Nachdenklich schaute aber der Oberleutnant vor sich hin. „Ich glaube nicht, daß wir die ‚Ariadne‘ schon bald finden werden.“

Sanders nickte. „Ich bin ganz deiner Ansicht, Riley. Nach der Jacht ziellos umherzusuchen, hat keinen Zweck. Das vernünftigste wäre, dem ‚Triton‘ entgegenzufahren und ihn zu begleiten. Auf diese Weise kann uns die ,Ariadne‘ sicher nicht entgehen.“

„Das habe ich mir auch schon überlegt. Wird wohl das richtigste sein. Die ‚Cleveland‘ läuft übrigens ihre vierundzwanzig Knoten, die ,Ariadne‘ kaum achtzehn. Da holen wir sie sicher ein, wenn wir einmal ihre Spur haben. Also Kopf hoch, mein Junge!“


4.

Die Dampferlinie Sitka-San Franzisko läuft parallel der Westküste von Nordamerika. In bestimmten Zwischenräumen läßt eine amerikanische Reederei einen Dampfer für Fracht- und Personenverkehr nach Sitka abgehen, ohne allerdings in neuerer Zeit besonders auf ihre Rechnung zu kommen, da der Zuzug von Goldgräbern nach Alaska schon bedeutend nachgelassen hat. Handelschiffe trifft man nördlich von Kap Flattery kaum noch an und so verlief auch die Fahrt der ‚Cleveland‘ zunächst äußerst eintönig. Als das Schiff nach zwei Tagen auf die Höhe der Vancouverinsel gekommen war, ließ Riley in weiten Schlägen hin und her kreuzen, da man nach seiner ungefähren Berechnung dem ‚Triton‘ hier begegnen mußte.

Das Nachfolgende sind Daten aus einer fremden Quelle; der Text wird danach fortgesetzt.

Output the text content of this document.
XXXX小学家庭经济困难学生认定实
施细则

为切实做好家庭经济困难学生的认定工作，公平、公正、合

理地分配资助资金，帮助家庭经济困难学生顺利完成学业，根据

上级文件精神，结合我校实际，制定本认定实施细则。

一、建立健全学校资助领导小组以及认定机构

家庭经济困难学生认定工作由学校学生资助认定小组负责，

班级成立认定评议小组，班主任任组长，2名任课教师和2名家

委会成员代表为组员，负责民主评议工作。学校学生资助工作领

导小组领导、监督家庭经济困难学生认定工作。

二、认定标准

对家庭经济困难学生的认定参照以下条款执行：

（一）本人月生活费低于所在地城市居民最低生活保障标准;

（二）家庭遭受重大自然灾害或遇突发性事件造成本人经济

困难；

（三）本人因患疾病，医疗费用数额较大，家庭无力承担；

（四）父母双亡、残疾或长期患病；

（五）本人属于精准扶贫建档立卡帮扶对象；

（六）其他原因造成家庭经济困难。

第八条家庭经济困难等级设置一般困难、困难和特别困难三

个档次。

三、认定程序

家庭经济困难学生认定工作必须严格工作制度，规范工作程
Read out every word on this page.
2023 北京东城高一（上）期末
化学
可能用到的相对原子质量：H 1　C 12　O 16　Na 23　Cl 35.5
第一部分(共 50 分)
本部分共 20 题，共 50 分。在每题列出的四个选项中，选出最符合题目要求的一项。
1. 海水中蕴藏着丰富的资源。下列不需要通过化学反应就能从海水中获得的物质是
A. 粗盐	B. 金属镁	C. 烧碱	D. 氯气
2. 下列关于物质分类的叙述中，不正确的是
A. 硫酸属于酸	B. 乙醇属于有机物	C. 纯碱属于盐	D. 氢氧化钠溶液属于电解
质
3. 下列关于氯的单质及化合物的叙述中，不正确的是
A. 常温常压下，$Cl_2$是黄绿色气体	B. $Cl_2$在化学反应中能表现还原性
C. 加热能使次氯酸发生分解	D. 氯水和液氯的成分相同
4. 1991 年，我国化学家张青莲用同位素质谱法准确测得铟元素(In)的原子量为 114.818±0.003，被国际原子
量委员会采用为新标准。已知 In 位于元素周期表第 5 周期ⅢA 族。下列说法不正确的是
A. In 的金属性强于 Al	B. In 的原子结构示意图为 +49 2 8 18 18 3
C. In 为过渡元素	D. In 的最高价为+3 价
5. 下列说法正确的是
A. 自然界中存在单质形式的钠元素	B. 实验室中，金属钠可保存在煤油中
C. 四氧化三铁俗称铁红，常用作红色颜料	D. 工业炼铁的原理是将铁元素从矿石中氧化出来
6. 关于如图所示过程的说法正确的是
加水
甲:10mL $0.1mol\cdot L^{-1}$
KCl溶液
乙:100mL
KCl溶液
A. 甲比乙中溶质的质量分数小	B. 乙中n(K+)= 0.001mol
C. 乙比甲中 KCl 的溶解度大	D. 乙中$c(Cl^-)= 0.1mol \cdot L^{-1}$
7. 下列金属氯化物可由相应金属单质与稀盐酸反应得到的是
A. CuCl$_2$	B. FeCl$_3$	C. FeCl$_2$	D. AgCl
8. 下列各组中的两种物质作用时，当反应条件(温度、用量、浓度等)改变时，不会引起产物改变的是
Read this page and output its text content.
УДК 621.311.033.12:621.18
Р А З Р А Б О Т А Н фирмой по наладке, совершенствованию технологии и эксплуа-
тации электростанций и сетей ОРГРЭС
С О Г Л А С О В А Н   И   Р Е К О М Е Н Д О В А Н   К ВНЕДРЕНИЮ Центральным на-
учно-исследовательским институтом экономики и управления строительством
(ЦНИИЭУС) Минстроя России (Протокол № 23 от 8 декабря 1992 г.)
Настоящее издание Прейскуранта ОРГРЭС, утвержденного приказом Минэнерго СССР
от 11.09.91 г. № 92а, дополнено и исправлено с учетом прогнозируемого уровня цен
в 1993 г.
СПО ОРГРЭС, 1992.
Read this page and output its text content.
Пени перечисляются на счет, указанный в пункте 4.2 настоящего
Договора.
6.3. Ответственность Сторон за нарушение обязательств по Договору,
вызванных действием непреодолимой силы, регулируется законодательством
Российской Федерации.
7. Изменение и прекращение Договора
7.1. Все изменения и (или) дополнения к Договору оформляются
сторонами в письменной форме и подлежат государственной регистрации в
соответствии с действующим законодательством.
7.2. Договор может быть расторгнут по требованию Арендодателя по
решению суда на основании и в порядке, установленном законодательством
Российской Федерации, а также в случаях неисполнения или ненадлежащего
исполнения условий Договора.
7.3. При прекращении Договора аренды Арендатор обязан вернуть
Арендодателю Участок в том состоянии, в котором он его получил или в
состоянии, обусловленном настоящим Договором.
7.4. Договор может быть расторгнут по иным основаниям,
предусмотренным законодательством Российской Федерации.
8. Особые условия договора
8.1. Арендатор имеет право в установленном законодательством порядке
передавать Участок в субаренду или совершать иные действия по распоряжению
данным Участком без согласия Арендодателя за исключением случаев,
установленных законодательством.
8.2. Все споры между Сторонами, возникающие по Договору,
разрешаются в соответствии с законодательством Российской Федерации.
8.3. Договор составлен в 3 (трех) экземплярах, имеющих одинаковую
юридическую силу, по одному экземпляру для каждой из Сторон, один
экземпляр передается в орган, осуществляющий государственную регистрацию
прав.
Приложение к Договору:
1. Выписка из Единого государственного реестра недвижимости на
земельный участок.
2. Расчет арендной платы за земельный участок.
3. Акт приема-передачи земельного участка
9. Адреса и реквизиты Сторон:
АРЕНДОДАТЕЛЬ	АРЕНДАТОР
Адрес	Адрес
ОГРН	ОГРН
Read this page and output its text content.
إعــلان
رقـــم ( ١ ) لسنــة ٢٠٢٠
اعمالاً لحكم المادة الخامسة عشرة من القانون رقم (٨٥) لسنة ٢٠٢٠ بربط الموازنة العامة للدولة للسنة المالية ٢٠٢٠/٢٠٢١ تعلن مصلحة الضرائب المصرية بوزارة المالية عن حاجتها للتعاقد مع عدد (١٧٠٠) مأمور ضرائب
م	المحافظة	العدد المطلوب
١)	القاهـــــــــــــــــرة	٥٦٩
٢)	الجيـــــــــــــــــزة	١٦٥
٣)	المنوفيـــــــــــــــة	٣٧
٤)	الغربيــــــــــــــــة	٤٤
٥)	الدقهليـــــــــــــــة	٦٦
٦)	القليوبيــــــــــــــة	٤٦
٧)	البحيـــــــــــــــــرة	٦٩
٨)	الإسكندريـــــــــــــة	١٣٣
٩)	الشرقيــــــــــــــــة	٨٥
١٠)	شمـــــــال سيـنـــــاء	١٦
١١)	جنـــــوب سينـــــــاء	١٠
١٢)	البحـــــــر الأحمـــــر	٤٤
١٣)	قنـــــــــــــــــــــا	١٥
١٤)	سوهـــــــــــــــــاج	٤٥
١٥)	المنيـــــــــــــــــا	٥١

Diese Maßregel erwies sich auch als durchaus notwendig, da der Golddampfer tatsächlich über dreißig Meilen östlich von der eigentlichen Tourlinie gesichtet wurde und daher leicht unbemerkt hätte vorüberlaufen können. Nachdem zwischen den beiden Schiffen ein lebhafter Bootsverkehr stattgefunden hatte, trennten sie sich wieder. Die ‚Cleveland‘ dampfte nordwärts und verschwand bald am Horizont, während der ‚Triton‘ die unterbrochene Reise nach San Franzisko fortsetzte.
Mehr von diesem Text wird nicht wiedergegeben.